For more than half-a-century obesity was known to increase circulating concentration of inflammatory molecules and in the 1990's several groups found that the expansion of fat mass induces inflammation of adipose tissue directly.  A decade and half ago, ours and another lab discovered that obesity increases the macrophage content of adipose tissue so that in the most obese individuals and rodents more than 50% of the cells in a fat depot are immune cells.  These findings have since been expanded to demonstrate that the metabolic state of a tissue leads to the expansion and alteration of many immune populations not only macrophages and not only in adipose tissue but in liver, bone marrow, brain, pancreas, lungs and other organs.  

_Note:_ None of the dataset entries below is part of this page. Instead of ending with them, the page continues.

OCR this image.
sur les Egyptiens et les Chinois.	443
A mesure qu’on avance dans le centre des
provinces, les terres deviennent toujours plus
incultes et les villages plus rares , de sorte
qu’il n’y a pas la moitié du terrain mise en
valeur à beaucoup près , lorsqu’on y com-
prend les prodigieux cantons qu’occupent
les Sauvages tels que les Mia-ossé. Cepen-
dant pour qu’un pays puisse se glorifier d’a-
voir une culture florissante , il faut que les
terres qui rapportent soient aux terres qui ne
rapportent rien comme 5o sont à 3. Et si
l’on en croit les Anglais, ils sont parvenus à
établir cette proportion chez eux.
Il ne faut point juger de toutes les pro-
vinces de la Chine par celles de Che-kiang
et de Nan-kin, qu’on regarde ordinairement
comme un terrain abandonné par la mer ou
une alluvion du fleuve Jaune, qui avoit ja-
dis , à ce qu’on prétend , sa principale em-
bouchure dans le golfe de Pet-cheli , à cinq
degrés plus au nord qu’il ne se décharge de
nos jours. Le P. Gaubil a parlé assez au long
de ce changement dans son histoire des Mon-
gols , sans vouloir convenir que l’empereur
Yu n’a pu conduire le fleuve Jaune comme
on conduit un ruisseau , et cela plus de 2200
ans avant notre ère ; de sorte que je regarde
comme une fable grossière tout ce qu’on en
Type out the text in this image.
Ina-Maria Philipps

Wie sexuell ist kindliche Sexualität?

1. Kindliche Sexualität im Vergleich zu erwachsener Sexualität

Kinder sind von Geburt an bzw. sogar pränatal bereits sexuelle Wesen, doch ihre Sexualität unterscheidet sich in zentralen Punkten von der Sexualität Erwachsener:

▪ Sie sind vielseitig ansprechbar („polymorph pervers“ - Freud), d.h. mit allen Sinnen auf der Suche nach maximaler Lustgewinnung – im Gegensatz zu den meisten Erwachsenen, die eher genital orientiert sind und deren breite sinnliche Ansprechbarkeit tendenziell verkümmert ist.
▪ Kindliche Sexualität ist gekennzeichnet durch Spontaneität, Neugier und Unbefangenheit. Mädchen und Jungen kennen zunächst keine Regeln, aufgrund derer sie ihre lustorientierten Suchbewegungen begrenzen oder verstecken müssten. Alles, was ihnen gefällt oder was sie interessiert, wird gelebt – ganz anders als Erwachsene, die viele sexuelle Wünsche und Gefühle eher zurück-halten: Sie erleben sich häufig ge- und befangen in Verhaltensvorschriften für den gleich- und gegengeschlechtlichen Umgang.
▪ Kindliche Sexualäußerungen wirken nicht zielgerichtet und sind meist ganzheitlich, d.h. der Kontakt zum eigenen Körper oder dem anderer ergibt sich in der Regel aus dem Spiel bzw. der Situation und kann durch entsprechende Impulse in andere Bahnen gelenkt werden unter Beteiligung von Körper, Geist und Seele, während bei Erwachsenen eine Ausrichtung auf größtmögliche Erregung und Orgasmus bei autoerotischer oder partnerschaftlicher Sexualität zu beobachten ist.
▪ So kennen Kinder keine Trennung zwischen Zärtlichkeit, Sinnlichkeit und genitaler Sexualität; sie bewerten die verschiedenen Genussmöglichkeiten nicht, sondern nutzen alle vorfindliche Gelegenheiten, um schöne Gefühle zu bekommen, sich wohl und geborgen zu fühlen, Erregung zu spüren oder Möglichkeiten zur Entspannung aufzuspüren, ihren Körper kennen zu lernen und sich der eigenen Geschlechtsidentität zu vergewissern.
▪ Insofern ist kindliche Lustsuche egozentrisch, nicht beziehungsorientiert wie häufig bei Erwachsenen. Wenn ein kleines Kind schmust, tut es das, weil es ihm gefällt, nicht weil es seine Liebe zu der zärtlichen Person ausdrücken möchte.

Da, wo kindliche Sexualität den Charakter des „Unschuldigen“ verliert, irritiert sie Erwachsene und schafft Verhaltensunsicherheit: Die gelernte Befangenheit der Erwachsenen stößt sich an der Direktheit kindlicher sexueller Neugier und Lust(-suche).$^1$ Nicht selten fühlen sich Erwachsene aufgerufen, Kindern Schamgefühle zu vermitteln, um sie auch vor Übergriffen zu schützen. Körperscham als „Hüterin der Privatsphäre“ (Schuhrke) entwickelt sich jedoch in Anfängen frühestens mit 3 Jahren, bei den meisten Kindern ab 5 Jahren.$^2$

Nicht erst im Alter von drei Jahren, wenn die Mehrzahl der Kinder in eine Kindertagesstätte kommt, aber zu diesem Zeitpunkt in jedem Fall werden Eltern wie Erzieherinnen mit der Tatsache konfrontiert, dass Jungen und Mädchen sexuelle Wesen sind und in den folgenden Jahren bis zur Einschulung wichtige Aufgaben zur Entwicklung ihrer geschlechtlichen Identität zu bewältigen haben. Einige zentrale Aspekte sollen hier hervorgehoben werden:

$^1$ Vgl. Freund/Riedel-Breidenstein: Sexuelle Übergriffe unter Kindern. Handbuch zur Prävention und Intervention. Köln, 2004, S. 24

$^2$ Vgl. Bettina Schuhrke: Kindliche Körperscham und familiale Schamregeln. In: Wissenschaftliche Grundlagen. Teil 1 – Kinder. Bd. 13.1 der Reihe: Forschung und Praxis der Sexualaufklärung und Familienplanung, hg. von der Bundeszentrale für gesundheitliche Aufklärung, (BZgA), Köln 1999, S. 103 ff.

Many questions remain.  Perhaps the most compelling are what drives the immune response to changes in metabolic state, and what roles, both adaptive and maladaptive, do immune cells play metabolically active tissues.  We have hypothesized that the immune system, and macrophages in particular, play a key roles in the development and lipid homeostasis of adipose tissue.  Work in our laboratory currently focuses on identifying the ontogeny of sub-populations of macrophages and their specific roles.  Our studies and the work of others suggest that distinct populations drive hypertrophy and expansion of adipose tissue, while other are critical in the turn over of lipid in fat and the maintenance of healthy adipose tissue. 

TEM of adipocyte.png

Novel Lipid Particles 

As we studied the accumulation of lipid in immune cells of adipose tissue we were puzzled as to how the lipid got into these cells.  We had incorrectly assumed that the normal breakdown products of fat - fatty acids and glycerol - we scavenged by macrophages.  But a series of experiment suggested that lipid was taken up whole as triglycerides.  This lead up to discover that adipocytes release lipid not only by the canonical pathway of lipolysis but also by an entire novel pathway of lipid particle release.  These extracellular  lipid-filled vesicles are produced at an astonishing rate so that the entire lipid in a fat cell would turnover in 50-100 days - changing our view of fat as a long-term storage depot.  We are only now beginning to unravel some of the basic biology of this process and trying to understand its implications. 

 

Oil Red O ATMs.png

Lysosome Function in Metabolism

It seems counterintuitive, but lysosome breakdown of lipid is crucial for adipose tissue to maintain its mass.  Without the normal ability to degrade triglycerides and other neutral lipids, fat in mice and humans with genetic mutations lose their fat overtime.   This has been long known but poorly understood.  We've recently discovered that adipose tissue macrophages activate a program of lysosome degradation of lipids that establishes a local cycle of lipid release from fat cells and breakdown by macrophages.  This lysosomal proposes also appears to help drive the tissue specific differentiation of macrophages in adipose tissue.